Africa moves to protect its interests in the global tax rules

African Union shares that the African Union has concluded a three-day meeting on tax in Africa, discussing contemporary issues affecting the continent's tax regimes. The meeting aimed to protect African interests in the design and implementation of global tax rules and improve domestic resource mobilization. Key recommendations included engaging in the global tax debate at the United Nations, enacting domestic minimum top-up tax legislation to protect taxing rights, implementing simplified VAT regimes for e-commerce, and addressing wasteful tax incentives and illicit financial flows.
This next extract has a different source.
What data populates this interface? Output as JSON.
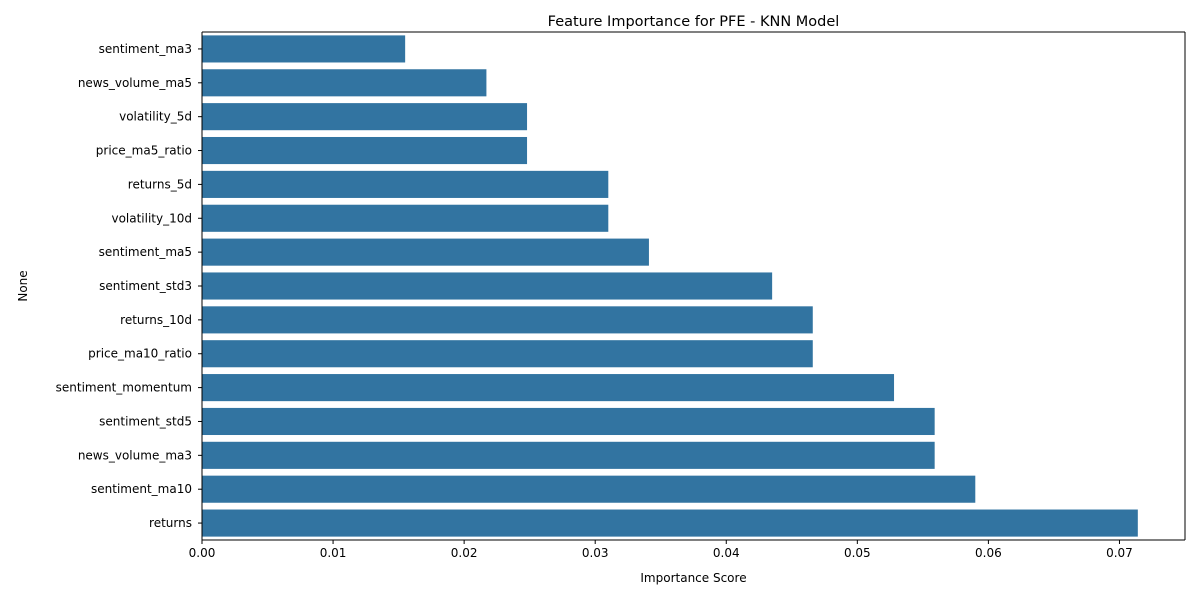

The outcomes of the meeting will be considered at a future session to influence Africa's policies on tax regimes and domestic resource mobilization.

Summit adopts Verification Report of Somalia to join EAC

According to East African Community, the 21st Extra-Ordinary Summit of the East African Community (EAC) Heads of State in Bujumbura, Burundi, approved the verification report for Somalia's application to join the EAC and instructed the Council of Ministers and EAC Secretariat to commence negotiations with Somalia. This marks a significant step towards Somalia becoming the 8th member of the EAC. Additionally, during the summit, appointments were made for key positions within the EAC, including the appointment of Deputy Secretaries General and judges for the East African Court of Justice.
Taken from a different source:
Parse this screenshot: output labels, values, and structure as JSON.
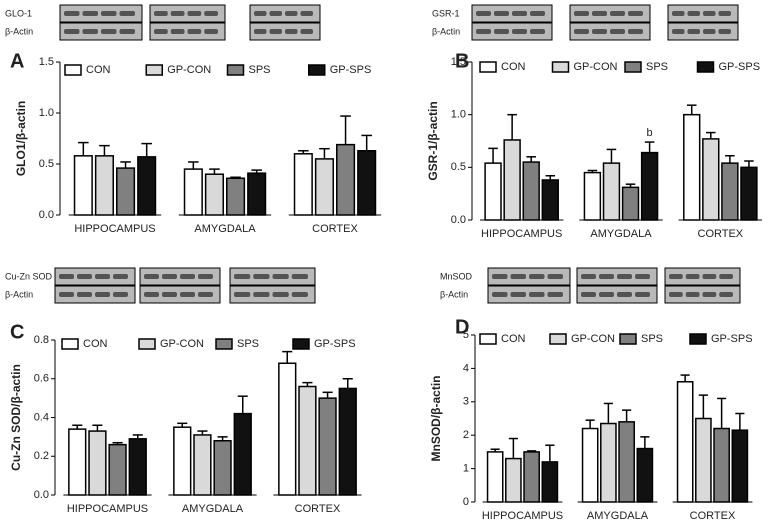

ECOWAS kicks off Activities of ROGEAP in Liberia and Mauritania

The Regional Off-Grid Electricity Access Project (ROGEAP) was formally launched in Liberia and Mauritania with the participation of renewable energy industry stakeholders. The workshops aimed to introduce ROGEAP, raise awareness about off-grid PV solar technologies, and establish a regulatory framework to promote the development of the off-grid PV solar products market in both countries. ROGEAP, implemented by the ECOWAS Commission and the West African Development Bank, seeks to increase access to sustainable energy services using solar technology in ECOWAS member states and four additional African countries, with funding from the World Bank, Clean Technology Fund, and the government of the Netherlands.
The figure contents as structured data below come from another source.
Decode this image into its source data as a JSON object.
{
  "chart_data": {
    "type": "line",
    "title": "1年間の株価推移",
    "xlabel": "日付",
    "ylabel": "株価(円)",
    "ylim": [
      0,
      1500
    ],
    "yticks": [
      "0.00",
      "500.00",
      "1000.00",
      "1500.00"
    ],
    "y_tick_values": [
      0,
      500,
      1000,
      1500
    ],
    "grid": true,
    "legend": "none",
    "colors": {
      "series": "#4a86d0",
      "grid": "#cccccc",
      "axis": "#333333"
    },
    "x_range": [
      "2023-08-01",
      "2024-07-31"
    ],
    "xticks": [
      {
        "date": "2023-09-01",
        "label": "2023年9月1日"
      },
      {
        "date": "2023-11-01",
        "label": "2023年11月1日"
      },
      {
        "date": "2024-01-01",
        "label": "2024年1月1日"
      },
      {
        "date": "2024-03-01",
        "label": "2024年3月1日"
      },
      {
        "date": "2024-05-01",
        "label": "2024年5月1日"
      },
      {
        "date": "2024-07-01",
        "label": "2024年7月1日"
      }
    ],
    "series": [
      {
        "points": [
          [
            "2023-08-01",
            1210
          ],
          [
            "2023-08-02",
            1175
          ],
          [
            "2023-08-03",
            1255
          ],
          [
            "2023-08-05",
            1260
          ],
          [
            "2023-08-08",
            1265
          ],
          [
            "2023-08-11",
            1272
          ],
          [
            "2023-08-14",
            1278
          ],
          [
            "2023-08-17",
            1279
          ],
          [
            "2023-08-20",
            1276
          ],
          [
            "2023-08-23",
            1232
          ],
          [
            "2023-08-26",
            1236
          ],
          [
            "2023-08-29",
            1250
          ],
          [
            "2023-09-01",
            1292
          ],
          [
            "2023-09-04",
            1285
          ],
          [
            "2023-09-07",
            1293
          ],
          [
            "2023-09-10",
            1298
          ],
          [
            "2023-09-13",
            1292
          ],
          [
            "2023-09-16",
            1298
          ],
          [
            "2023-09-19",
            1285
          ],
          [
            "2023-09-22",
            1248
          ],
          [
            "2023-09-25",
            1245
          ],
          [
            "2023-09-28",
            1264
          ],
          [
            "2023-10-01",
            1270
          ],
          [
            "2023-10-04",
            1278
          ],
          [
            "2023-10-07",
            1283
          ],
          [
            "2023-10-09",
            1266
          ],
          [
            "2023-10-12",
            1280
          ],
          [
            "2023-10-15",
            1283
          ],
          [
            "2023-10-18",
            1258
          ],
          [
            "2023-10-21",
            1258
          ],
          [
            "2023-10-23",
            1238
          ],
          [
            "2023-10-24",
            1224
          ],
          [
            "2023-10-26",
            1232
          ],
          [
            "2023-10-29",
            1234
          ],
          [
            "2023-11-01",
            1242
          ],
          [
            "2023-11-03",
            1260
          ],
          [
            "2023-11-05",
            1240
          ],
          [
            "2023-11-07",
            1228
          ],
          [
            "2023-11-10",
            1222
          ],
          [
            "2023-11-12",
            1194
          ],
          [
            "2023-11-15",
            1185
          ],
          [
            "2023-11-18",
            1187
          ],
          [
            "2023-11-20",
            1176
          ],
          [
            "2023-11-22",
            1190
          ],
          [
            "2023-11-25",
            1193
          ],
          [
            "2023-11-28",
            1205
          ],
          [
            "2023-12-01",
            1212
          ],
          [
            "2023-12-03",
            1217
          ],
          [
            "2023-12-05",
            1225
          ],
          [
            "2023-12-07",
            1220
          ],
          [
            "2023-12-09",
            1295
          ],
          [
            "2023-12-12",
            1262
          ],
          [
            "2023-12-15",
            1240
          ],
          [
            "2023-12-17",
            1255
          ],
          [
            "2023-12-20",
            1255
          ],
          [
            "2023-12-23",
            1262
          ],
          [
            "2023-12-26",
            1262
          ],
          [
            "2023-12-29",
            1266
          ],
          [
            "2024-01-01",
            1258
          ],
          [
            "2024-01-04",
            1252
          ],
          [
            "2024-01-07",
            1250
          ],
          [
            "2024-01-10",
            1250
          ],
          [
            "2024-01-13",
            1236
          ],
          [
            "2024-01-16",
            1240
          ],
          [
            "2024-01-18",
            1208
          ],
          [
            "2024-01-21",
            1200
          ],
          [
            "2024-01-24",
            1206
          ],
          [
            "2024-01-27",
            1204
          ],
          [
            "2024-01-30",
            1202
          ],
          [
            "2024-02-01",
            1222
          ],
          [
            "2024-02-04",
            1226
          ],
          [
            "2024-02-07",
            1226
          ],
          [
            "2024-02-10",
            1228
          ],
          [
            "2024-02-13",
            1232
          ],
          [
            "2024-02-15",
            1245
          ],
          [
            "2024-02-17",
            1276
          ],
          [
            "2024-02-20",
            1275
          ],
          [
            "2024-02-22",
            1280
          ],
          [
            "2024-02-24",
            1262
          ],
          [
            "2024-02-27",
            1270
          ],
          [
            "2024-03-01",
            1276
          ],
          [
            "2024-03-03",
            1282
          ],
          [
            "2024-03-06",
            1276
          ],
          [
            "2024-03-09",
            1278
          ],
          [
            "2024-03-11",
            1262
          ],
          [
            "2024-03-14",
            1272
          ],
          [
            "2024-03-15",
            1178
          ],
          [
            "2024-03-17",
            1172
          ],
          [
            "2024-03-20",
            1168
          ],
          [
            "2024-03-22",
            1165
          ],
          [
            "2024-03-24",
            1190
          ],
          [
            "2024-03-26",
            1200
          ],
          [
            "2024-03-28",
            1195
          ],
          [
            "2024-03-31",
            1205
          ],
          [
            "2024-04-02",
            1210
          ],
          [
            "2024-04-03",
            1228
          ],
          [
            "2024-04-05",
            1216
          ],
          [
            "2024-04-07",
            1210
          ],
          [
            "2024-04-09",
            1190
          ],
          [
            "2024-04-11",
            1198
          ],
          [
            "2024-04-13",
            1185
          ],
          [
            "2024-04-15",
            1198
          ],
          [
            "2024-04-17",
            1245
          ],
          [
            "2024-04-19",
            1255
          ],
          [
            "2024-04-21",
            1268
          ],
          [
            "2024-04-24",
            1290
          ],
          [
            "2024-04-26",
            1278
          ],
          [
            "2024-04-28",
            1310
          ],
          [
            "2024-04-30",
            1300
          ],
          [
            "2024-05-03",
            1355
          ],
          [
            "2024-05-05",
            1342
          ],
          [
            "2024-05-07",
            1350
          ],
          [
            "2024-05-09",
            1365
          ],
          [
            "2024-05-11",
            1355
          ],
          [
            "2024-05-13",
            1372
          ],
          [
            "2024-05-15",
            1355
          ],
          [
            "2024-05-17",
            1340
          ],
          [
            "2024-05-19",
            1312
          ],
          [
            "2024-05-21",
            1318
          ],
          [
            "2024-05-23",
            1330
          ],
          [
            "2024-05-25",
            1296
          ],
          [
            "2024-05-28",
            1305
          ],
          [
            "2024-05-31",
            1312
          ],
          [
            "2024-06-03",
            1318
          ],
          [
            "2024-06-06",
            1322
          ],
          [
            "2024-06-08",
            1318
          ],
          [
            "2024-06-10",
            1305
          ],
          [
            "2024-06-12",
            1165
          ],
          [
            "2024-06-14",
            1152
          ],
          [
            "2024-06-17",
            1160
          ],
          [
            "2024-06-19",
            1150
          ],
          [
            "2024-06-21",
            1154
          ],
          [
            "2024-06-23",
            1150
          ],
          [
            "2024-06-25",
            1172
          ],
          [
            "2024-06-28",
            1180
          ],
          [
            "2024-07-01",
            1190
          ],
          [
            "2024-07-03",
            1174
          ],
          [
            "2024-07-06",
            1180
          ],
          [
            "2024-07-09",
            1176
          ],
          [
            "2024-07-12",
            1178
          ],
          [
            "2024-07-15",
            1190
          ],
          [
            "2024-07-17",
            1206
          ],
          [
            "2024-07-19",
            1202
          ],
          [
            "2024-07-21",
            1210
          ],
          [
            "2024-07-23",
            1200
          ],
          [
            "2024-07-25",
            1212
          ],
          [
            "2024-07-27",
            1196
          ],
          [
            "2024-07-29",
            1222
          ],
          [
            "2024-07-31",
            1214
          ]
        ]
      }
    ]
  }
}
ECOWAS deepens support to the Private Sector to take advantage of AfCFTA

According to ECOWAS CEDEOA, the Economic Community of West African States (ECOWAS), in partnership with the United Nations Development Program (UNDP) and the International Trade Centre (ITC), organized a regional capacity building workshop in Abuja, Nigeria for Master Trainers from Business Associations on the African Continental Free Trade Area (AfCFTA). The workshop aimed to equip participants with knowledge on export readiness, market research, strategy, and operational tools of the AfCFTA to support businesses in taking advantage of the continental market. The workshop emphasized the importance of empowering Micro, Small, and Medium Enterprises (MSMEs), particularly women and youth entrepreneurs, to engage in trade under the AfCFTA.

EVENTS: 06.15.2023

"Invest Africa Connect Reception: Africa Energy Transition." Invest Africa. Nairobi, Kenya. 21 June 2023.

"Bridging the Digital Divide: Accelerating Investment into African Data Centers." Invest Africa. London, England. 4 July 2023.

"UK-DRC Investment Forum." Invest Africa. London, England. 12 July 2023. "TIArb 6th Annual Arbitration Conference." African Arbitration Association. Hybrid/Tanzania. 14 July 2023.